Nel caso di specie il lavoratore, dopo una procedura collettiva di riduzione di personale terminata con un accordo ove quale criterio per la riduzione, era stato individuato quello della “volontarietà “, aveva sottoscritto una conciliazione accettando, nella sostanza, l’esodo volontario, ritenendo che la sua postazione lavorativa fosse eliminata.

Il datore di lavoro, aveva, successivamente, proceduto all’assunzione di altro lavoratore destinato a svolgere le stesse mansioni di quello che aveva accettato l’esodo.

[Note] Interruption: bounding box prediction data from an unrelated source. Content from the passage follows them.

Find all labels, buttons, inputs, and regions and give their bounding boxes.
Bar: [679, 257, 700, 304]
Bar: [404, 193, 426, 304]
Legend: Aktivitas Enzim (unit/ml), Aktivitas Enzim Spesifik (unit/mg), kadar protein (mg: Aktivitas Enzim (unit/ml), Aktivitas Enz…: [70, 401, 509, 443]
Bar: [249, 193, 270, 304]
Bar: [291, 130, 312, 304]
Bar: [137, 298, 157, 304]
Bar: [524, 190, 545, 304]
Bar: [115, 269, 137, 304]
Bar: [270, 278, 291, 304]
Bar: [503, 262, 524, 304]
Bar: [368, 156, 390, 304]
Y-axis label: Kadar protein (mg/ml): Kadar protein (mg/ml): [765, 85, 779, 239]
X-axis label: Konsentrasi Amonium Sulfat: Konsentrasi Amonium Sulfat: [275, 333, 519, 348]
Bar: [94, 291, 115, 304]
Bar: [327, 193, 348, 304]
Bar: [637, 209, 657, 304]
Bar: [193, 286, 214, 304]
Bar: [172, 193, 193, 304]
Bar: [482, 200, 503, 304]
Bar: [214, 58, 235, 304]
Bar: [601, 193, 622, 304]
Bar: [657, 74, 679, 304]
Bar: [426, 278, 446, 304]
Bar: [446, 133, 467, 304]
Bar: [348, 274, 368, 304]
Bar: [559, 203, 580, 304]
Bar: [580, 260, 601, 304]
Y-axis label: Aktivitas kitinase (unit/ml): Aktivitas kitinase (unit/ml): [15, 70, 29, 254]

La Cassazione ha stabilito che “nell’accordo il silenzio serbato da una delle parti a situazioni di interesse della controparte e la reticenza, qualora l’inerzia della parte si inserisca in un complesso comportamento adeguatamente preordinato, con malizia o astuzia, a realizzare l’inganno perseguito, determinando l’errore del deceptus, integrando gli estremi del dolo omissivo, assume rilevanza ex art. 1439 c.c. “.

Gli artifici e raggiri, così come la reticenza o il silenzio, in caso di dolo omissivo o commissivo, continua la Corte, debbono essere valutati in relazione alle particolari circostanze di fatto, alla qualità ed alle condizioni soggettive dell’altra parte.